21. The apparatus according to claim 13, wherein the device
determines the reference signal by adding an adaptive codebook
vector with a fixed codebook vector to form an excitation signal
and passing the excitation signal through a synthesis filter.
22. The apparatus according to claim 21, wherein the adaptive
codebook vector is amplified by an adaptive codebook gain vector
g.sub.p and the fixed codebook vector is amplified by a fixed
codebook gain vector g.sub.c prior to being added together to form
the excitation signal.
Description
BACKGROUND OF THE INVENTION
1. Field of Invention
The present invention relates to transmission of data streams with
time- or spatially dependent correlations, such as speech, audio,
image, handwriting, or video data, across a lossy channel or media.
More particularly, the present invention relates to a frame erasure
concealment algorithm that is based on reestimating gain parameters
for a code excited linear prediction (CELP) coder.
2. Description of Related Art
When packets, or frames, of data are transmitted over a
communication channel, for example, a wireless link, the Internet,
or radio broadcast, some data frames may be corrupted or erased,
i.e., by the channel delay, so that they are not available or are
altogether lost when the data frames are needed by a receiver.

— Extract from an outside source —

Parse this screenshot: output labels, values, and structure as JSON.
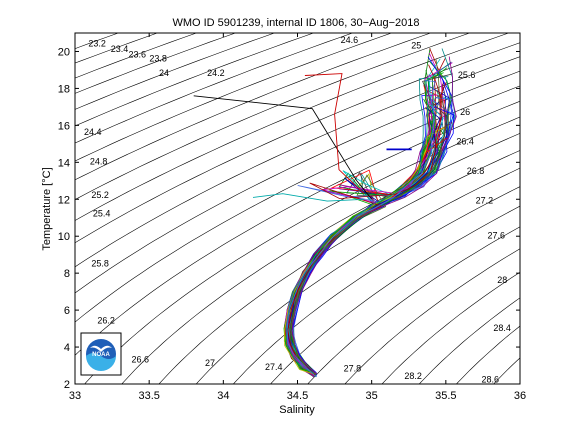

Frame erasure occurs commonly in wireless communications networks
or packet networks. Channel impairments of wireless networks can be
due to the noise, co-channel and adjacent channel interference, and
fading. Frame erasure can be declared when the bit errors are not
corrected. Also, frame erasure can result from network congestion
and the delayed transmission of some data frames or packets.
Currently, when a frame of data is corrupted, an error concealment
algorithm can be employed to provide replacement data to an output
device in place of the corrupted data. Such error handling
algorithms are particularly useful when the frames are processed in
real-time, since an output device will continue to output a signal,
for example to loudspeakers in the case of audio, or video monitor
in the case of video. The concealment algorithm employed may be
trivial, for example, repeating the last output sample or last
output frame or data packet in place of the lost frame or packet.
Alternatively, the algorithm may be more complex, or
non-trivial.
In particular, there are a wide range of frame erasure concealment
algorithms embedded in the current standard code excited linear
prediction (CELP) coders that are based on extrapolating the speech
coding parameters of an erased frame from the parameters of the
last good frame. Such a technique is commonly referred to as an
extrapolation method.
For example, a receiver using the extrapolation method, upon
discovering an erased frame can attenuate an adaptive codebook gain
g.sub.p and a fixed codebook gain g.sub.c by multiplying the gain
of a previous frame by predefined attenuation factors. As a result,
the speech coding parameters of the erased frame are basically
assigned with slightly different or scaled-down values from the
previous good frame. However, as described in greater detail below,
the reduced gains can cause a fluctuating energy trajectory for the
decoded signal and thus degrade the quality of an output
signal.
SUMMARY OF THE INVENTION
The present invention provides a frame erasure concealment device
and method that is based on reestimating gain parameters for a code
excited linear prediction (CELP) coder. During operation, when a
frame in a stream of received data is detected as being erased, the
coding parameters, especially an adaptive codebook gain g.sub.p and
a fixed codebook gain g.sub.c, of the erased and subsequent frames
can be reestimated by a gain matching procedure.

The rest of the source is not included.